Representations and Warranties
Factual statements made by each party about the state of their business, financials, legal compliance, and ownership as of the signing date, which survive closing for a defined period.
Closing Conditions
Specified requirements — such as regulatory approvals, shareholder votes, or the absence of material adverse changes — that must be satisfied before the merger can legally close.

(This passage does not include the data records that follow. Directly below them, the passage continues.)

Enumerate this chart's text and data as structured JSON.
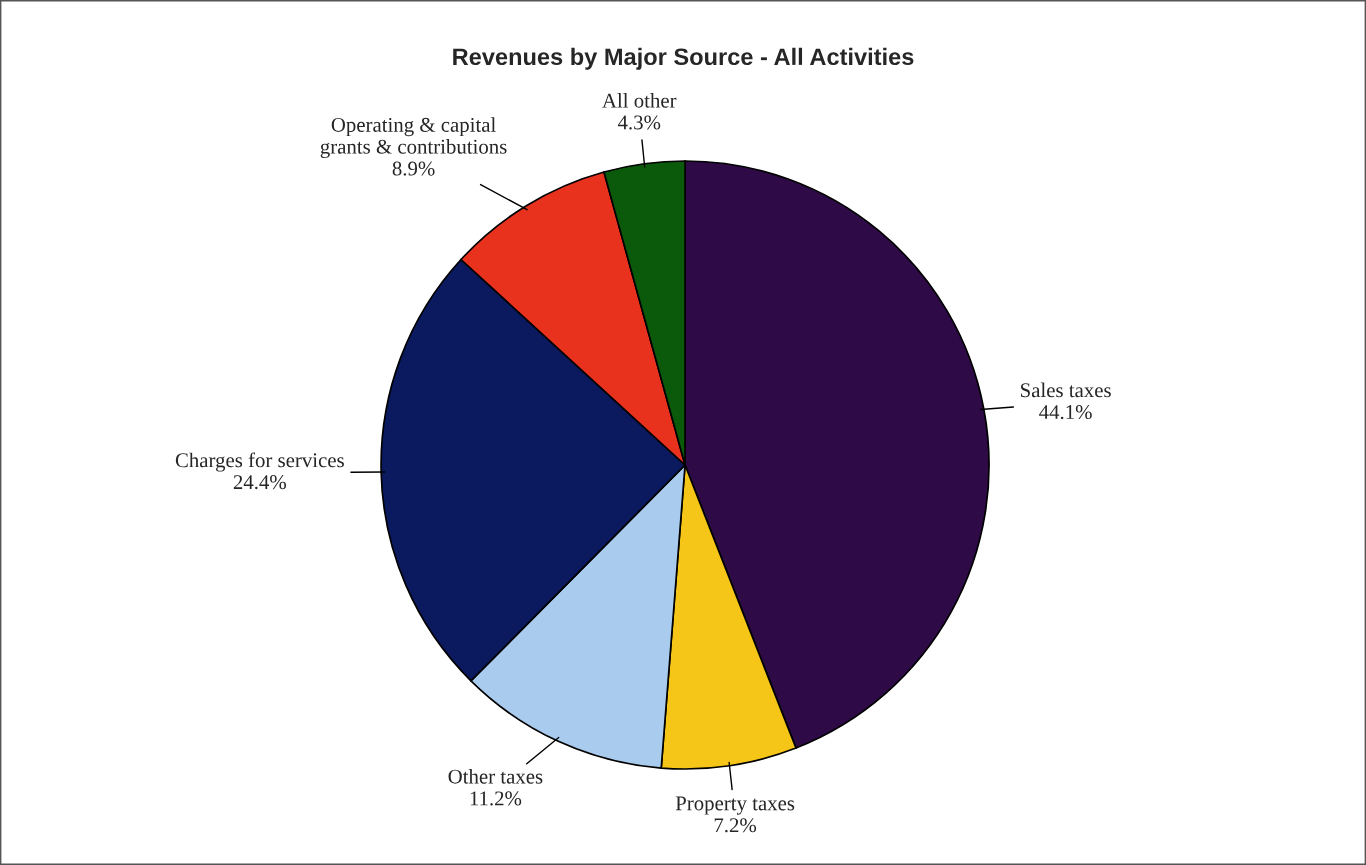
{
  "chart_data": {
    "type": "pie",
    "title": "Revenues by Major Source - All Activities",
    "categories": [
      "Sales taxes",
      "Property taxes",
      "Other taxes",
      "Charges for services",
      "Operating & capital\ngrants & contributions",
      "All other"
    ],
    "values": [
      44.1,
      7.2,
      11.2,
      24.4,
      8.9,
      4.3
    ],
    "value_labels": [
      "44.1%",
      "7.2%",
      "11.2%",
      "24.4%",
      "8.9%",
      "4.3%"
    ],
    "colors": [
      "#2e0b47",
      "#f5c518",
      "#a9cbee",
      "#0b1a5e",
      "#e8321e",
      "#0b5a0b"
    ],
    "legend": false
  }
}
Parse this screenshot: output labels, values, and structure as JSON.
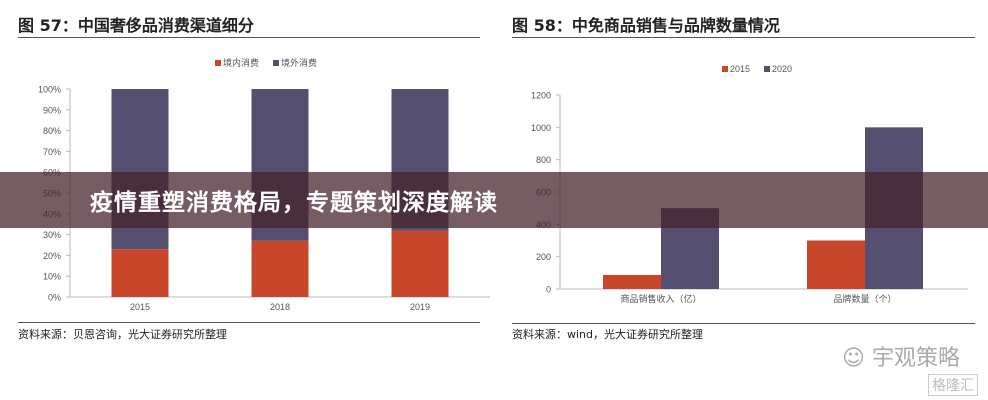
{
  "chart_data": [
    {
      "type": "bar",
      "stacked": true,
      "title": "图 57：中国奢侈品消费渠道细分",
      "categories": [
        "2015",
        "2018",
        "2019"
      ],
      "series": [
        {
          "name": "境内消费",
          "values": [
            23,
            27,
            32
          ],
          "color": "#c8462a"
        },
        {
          "name": "境外消费",
          "values": [
            77,
            73,
            68
          ],
          "color": "#544f6e"
        }
      ],
      "yticks": [
        "0%",
        "10%",
        "20%",
        "30%",
        "40%",
        "50%",
        "60%",
        "70%",
        "80%",
        "90%",
        "100%"
      ],
      "ylim": [
        0,
        100
      ],
      "legend": "top",
      "grid": false,
      "source": "资料来源：贝恩咨询，光大证券研究所整理"
    },
    {
      "type": "bar",
      "title": "图 58：中免商品销售与品牌数量情况",
      "categories": [
        "商品销售收入（亿）",
        "品牌数量（个）"
      ],
      "series": [
        {
          "name": "2015",
          "values": [
            87,
            300
          ],
          "color": "#c8462a"
        },
        {
          "name": "2020",
          "values": [
            500,
            1000
          ],
          "color": "#544f6e"
        }
      ],
      "yticks": [
        "0",
        "200",
        "400",
        "600",
        "800",
        "1000",
        "1200"
      ],
      "ylim": [
        0,
        1200
      ],
      "legend": "top",
      "grid": false,
      "source": "资料来源：wind，光大证券研究所整理"
    }
  ],
  "banner": {
    "text": "疫情重塑消费格局，专题策划深度解读"
  },
  "watermark": {
    "brand": "宇观策略",
    "site": "格隆汇"
  }
}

Material Adverse Change (MAC)
A significant negative event or development affecting a party's business, finances, or prospects that gives the other party the right to terminate the agreement without penalty.
Indemnification
A contractual obligation by one party to compensate the other for losses arising from breaches of representations, warranties, or covenants discovered after closing.
Break-Up Fee
A predetermined cash payment owed by one party if the merger fails to close due to that party's breach, board reversal, or acceptance of a competing offer.
Earn-Out
A post-closing payment mechanism under which the seller receives additional consideration if the acquired business meets defined performance targets within a specified period.
Pre-Closing Covenant
An obligation binding on one or both parties between signing and closing — typically requiring the target to operate in the ordinary course of business and obtain necessary consents.
Definitive Agreement
The final, fully negotiated binding contract governing a merger or acquisition, as distinct from a non-binding letter of intent or term sheet.
Fiduciary Out
A clause permitting the target company's board to withdraw its merger recommendation and accept a superior competing offer without breaching the agreement, subject to notice and payment of a break-up fee.